Encore une chose, bien ténue, mais riche d'enseignements : le 27 juillet de cette année sera le huitième centenaire du dimanche de Bouvines. Un peu éclipsée par les commémorations de la première guerre, cette victoire de Philippe-Auguste aux portes de Lille est fondamentale pour l’histoire de notre pays. Les hommes de 1914 n’eurent guère le loisir de la commémorer comme ils avaient prévus de le faire. La stèle inachevée servit finalement, après la guerre, de monument aux morts. Mais ils y firent mention des deux dates, « 1214 - 1914 » avec une inscription due à Paul Bourget: « La bataille de la Marne c'est Bouvines renouvelé à sept cents ans de distance. »

Il me paraît interessant de le mentionner, parce qu’à Bouvines mourut Jean de Trie, dont la famille possédait des terres à Sérifontaine et dont le petit-fils, Thibault devint notre Seigneur en épousant la dernière des Boury.

la bataille de BouvinesOn lit souvent que la victoire de Bouvines qui marque un progrès décisif de la monarchie capétienne sur les féodalités se fit avec l’appui des Communes. De fait, Philippe Auguste avait lancé, contre la coalition du roi d’Angleterre, de l’Empereur Othon et du Comte de Flandres un véritable appel au secours en direction des Communes du nord de la France. Parmi les 39 Communes de l'État capétien, 17 répondirent à l'appel : Paris envoya un corps de 2 000 hommes, mais la picarde Abbeville en envoya autant et la nordiste Arras arma 1000 miliciens. Au total, l'armée royale atteignait peut-être 7.000 combattants, bien moins que le camp adverse.

les vaincusLa victoire française, ou plutôt royale, se fit aussi sur des barons du Nord : Philippe Auguste ramena prisonniers Ferrand, comte de Flandre, et Renaud, comte de Boulogne.
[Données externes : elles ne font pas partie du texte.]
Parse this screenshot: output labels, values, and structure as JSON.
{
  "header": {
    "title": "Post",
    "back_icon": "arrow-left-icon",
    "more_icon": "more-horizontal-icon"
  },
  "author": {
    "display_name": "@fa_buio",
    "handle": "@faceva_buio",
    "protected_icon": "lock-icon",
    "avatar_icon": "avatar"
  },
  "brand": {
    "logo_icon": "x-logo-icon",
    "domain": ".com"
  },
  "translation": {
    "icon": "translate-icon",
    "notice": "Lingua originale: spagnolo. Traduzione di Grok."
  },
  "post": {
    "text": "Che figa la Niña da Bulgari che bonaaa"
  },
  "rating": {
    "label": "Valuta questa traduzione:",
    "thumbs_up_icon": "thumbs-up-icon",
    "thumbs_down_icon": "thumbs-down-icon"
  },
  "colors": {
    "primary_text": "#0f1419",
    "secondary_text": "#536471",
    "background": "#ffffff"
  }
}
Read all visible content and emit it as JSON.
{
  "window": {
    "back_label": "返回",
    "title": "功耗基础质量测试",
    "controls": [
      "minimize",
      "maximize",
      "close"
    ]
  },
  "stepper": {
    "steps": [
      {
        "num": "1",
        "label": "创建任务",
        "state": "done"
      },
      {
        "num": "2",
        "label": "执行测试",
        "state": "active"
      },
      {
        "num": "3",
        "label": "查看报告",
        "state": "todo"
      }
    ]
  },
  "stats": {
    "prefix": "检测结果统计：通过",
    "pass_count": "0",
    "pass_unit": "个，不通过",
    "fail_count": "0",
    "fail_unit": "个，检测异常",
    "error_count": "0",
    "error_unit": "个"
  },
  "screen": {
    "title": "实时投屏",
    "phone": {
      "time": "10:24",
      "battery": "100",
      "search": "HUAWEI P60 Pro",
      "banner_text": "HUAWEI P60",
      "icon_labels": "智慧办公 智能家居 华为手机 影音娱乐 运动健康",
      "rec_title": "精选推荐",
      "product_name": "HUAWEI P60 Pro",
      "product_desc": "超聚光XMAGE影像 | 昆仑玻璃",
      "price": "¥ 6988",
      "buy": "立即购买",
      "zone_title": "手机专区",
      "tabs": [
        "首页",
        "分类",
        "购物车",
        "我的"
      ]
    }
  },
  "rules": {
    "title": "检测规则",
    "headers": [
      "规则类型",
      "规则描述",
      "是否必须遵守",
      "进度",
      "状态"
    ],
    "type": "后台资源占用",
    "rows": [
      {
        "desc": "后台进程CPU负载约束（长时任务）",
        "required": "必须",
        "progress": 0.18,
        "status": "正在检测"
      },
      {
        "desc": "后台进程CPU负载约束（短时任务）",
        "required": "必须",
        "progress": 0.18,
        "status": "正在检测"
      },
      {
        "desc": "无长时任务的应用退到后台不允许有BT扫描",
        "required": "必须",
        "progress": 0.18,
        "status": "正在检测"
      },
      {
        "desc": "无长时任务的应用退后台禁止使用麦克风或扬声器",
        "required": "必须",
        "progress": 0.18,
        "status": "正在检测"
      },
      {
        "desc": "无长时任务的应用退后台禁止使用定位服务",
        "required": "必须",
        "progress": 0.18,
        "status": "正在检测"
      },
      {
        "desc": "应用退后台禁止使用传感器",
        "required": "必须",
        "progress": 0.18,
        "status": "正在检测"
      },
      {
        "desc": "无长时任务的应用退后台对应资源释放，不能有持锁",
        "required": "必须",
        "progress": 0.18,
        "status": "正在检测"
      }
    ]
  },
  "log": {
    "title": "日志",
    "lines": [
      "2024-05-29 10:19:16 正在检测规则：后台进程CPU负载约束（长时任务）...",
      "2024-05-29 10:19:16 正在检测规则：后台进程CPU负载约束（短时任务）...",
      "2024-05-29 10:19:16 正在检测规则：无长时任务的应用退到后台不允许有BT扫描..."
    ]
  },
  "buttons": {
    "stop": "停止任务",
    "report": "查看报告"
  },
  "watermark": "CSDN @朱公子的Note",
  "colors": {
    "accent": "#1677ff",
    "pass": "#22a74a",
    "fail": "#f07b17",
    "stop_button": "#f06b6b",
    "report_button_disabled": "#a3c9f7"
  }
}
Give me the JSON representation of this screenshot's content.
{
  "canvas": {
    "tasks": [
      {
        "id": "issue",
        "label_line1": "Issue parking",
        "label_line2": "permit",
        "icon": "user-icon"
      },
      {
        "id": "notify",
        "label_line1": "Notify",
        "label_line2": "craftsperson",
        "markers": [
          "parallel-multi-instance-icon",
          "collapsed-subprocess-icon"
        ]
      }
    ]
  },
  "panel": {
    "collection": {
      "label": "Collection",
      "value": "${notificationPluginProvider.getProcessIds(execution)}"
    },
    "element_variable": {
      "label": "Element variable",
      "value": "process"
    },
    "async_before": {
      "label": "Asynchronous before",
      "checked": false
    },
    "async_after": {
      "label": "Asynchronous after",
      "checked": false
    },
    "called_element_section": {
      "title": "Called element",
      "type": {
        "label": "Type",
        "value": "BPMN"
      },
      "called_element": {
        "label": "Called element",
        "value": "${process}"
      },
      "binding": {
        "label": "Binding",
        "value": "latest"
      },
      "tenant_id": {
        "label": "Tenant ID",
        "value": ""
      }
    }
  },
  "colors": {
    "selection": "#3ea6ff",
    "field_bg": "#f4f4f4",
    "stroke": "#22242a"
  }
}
La fidelissima picardorum natio, c'est cela : une fidélité à l'État royal puis national contre les barons locaux.

En ce sens, pour ceux qui, vivant aux marges méridionales de l'Oise, sont objectivement plus proches de Paris que de Lille, il n'y a pas avec le choix de la Picardie de grand écart, ni de saut dans un régionalisme provincial gênant.

La présence de Jean de Trie s’explique davantage par les liens de la petite féodalité du Vexin avec la dynastie que par un tropisme régional.

Disons donc que sur le blason picard, les seigneurs et les hommes du Vexin sont mieux représentés par les lys que par les lions, mais comme ils furent unis en ce jour décisif de l'histoire nationale ils peuvent désirer rester unis dans une volonté commune d'être d'abord et avant tout français.